I love dogs. And it breaks my damn heart when people classify dogs as "mean dogs." I don't believe any particular breed is mean, people abuse the attributes of certain breeds and MAKE the dogs mean. They TRAIN them to be mean dogs based on the fact that they've got big teeth and their bodies are the size of mine. (i.e. pit bulls and rottweilers). This woman has NO BUSINESS with a dog that big who she can't control. Dogs that size need substantial training because they are that strong and do have that kind of capability.
This is also where I point out that I am ridiculously aware of how NOT TRAINED my dog is (though she can give knucks and sit when she wants to). However, my dog is also only 19 pounds and has the aforementioned 5 rounded teeth. Fortunately even though she isn't trained, there's very little damage she is capable of (again, ask the kitty when we brought her home at less than 2 pounds and she kicked Bella's ass...repeatedly). If you can't control your dog on a walk and he is literally dragging you around, you shouldn't have him. And the solution of just screaming, "HE'S FRIENDLY!" clearly isn't working.

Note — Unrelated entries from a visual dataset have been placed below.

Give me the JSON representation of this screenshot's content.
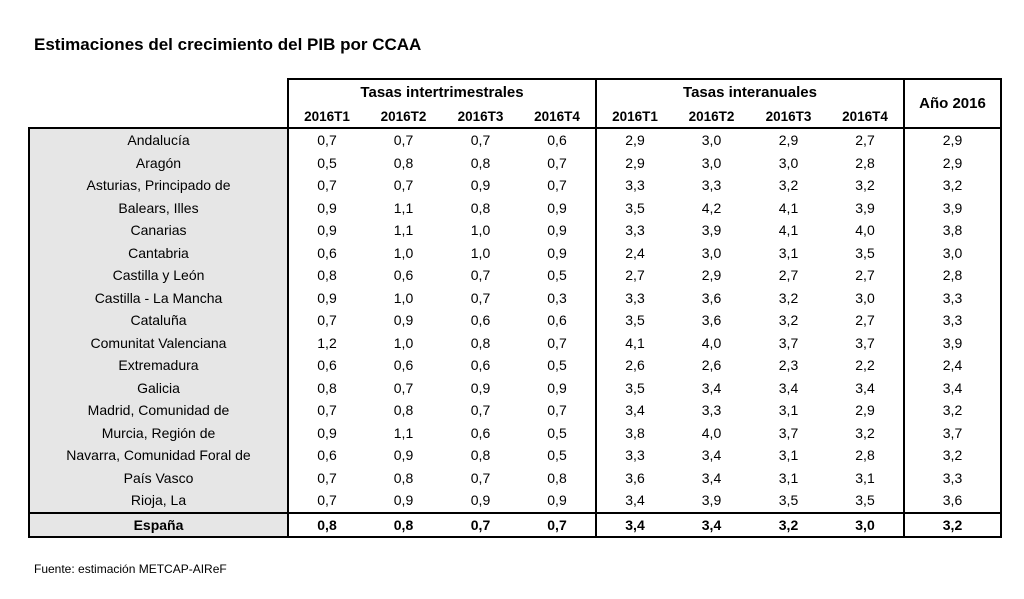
{
  "title": "Estimaciones del crecimiento del PIB por CCAA",
  "source": "Fuente: estimación METCAP-AIReF",
  "headers": {
    "intertrimestrales": "Tasas intertrimestrales",
    "interanuales": "Tasas interanuales",
    "year": "Año 2016",
    "quarters": [
      "2016T1",
      "2016T2",
      "2016T3",
      "2016T4"
    ]
  },
  "rows": [
    {
      "name": "Andalucía",
      "v": [
        "0,7",
        "0,7",
        "0,7",
        "0,6",
        "2,9",
        "3,0",
        "2,9",
        "2,7",
        "2,9"
      ]
    },
    {
      "name": "Aragón",
      "v": [
        "0,5",
        "0,8",
        "0,8",
        "0,7",
        "2,9",
        "3,0",
        "3,0",
        "2,8",
        "2,9"
      ]
    },
    {
      "name": "Asturias, Principado de",
      "v": [
        "0,7",
        "0,7",
        "0,9",
        "0,7",
        "3,3",
        "3,3",
        "3,2",
        "3,2",
        "3,2"
      ]
    },
    {
      "name": "Balears, Illes",
      "v": [
        "0,9",
        "1,1",
        "0,8",
        "0,9",
        "3,5",
        "4,2",
        "4,1",
        "3,9",
        "3,9"
      ]
    },
    {
      "name": "Canarias",
      "v": [
        "0,9",
        "1,1",
        "1,0",
        "0,9",
        "3,3",
        "3,9",
        "4,1",
        "4,0",
        "3,8"
      ]
    },
    {
      "name": "Cantabria",
      "v": [
        "0,6",
        "1,0",
        "1,0",
        "0,9",
        "2,4",
        "3,0",
        "3,1",
        "3,5",
        "3,0"
      ]
    },
    {
      "name": "Castilla y León",
      "v": [
        "0,8",
        "0,6",
        "0,7",
        "0,5",
        "2,7",
        "2,9",
        "2,7",
        "2,7",
        "2,8"
      ]
    },
    {
      "name": "Castilla - La Mancha",
      "v": [
        "0,9",
        "1,0",
        "0,7",
        "0,3",
        "3,3",
        "3,6",
        "3,2",
        "3,0",
        "3,3"
      ]
    },
    {
      "name": "Cataluña",
      "v": [
        "0,7",
        "0,9",
        "0,6",
        "0,6",
        "3,5",
        "3,6",
        "3,2",
        "2,7",
        "3,3"
      ]
    },
    {
      "name": "Comunitat Valenciana",
      "v": [
        "1,2",
        "1,0",
        "0,8",
        "0,7",
        "4,1",
        "4,0",
        "3,7",
        "3,7",
        "3,9"
      ]
    },
    {
      "name": "Extremadura",
      "v": [
        "0,6",
        "0,6",
        "0,6",
        "0,5",
        "2,6",
        "2,6",
        "2,3",
        "2,2",
        "2,4"
      ]
    },
    {
      "name": "Galicia",
      "v": [
        "0,8",
        "0,7",
        "0,9",
        "0,9",
        "3,5",
        "3,4",
        "3,4",
        "3,4",
        "3,4"
      ]
    },
    {
      "name": "Madrid, Comunidad de",
      "v": [
        "0,7",
        "0,8",
        "0,7",
        "0,7",
        "3,4",
        "3,3",
        "3,1",
        "2,9",
        "3,2"
      ]
    },
    {
      "name": "Murcia, Región de",
      "v": [
        "0,9",
        "1,1",
        "0,6",
        "0,5",
        "3,8",
        "4,0",
        "3,7",
        "3,2",
        "3,7"
      ]
    },
    {
      "name": "Navarra, Comunidad Foral de",
      "v": [
        "0,6",
        "0,9",
        "0,8",
        "0,5",
        "3,3",
        "3,4",
        "3,1",
        "2,8",
        "3,2"
      ]
    },
    {
      "name": "País Vasco",
      "v": [
        "0,7",
        "0,8",
        "0,7",
        "0,8",
        "3,6",
        "3,4",
        "3,1",
        "3,1",
        "3,3"
      ]
    },
    {
      "name": "Rioja, La",
      "v": [
        "0,7",
        "0,9",
        "0,9",
        "0,9",
        "3,4",
        "3,9",
        "3,5",
        "3,5",
        "3,6"
      ]
    }
  ],
  "total": {
    "name": "España",
    "v": [
      "0,8",
      "0,8",
      "0,7",
      "0,7",
      "3,4",
      "3,4",
      "3,2",
      "3,0",
      "3,2"
    ]
  }
}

Secondly, if you are going to get a dog, please read a book, maybe even two, about dogs instead of thinking you're smart enough to just instinctively know about them. Even the friendliest of dogs can get aggressive when they feel threatened and are on a leash. This is why they STRONGLY suggest not leaving your dog on a leash at a dog park. It makes them feel restricted and if another dog comes and makes them feel threatened, they may get aggressive. So if you're dog weighs more than you, is stronger than you, and is on a leash...maybe, JUST MAYBE, you don't let him charge towards a pug the size of his head. Because if you can't control him as he walks, you SURE AS HELL aren't going to be able to control him as he's trying to eat her. FYI.
Also, I think the cat enjoyed this all. My entire petting zoo is made of assholes. The cutest assholes ever.
*For those keeping track at home, this is the THIRD time Bella has thought she could defend herself against a dog weighing over 100 pounds and the first time it didn't require staples.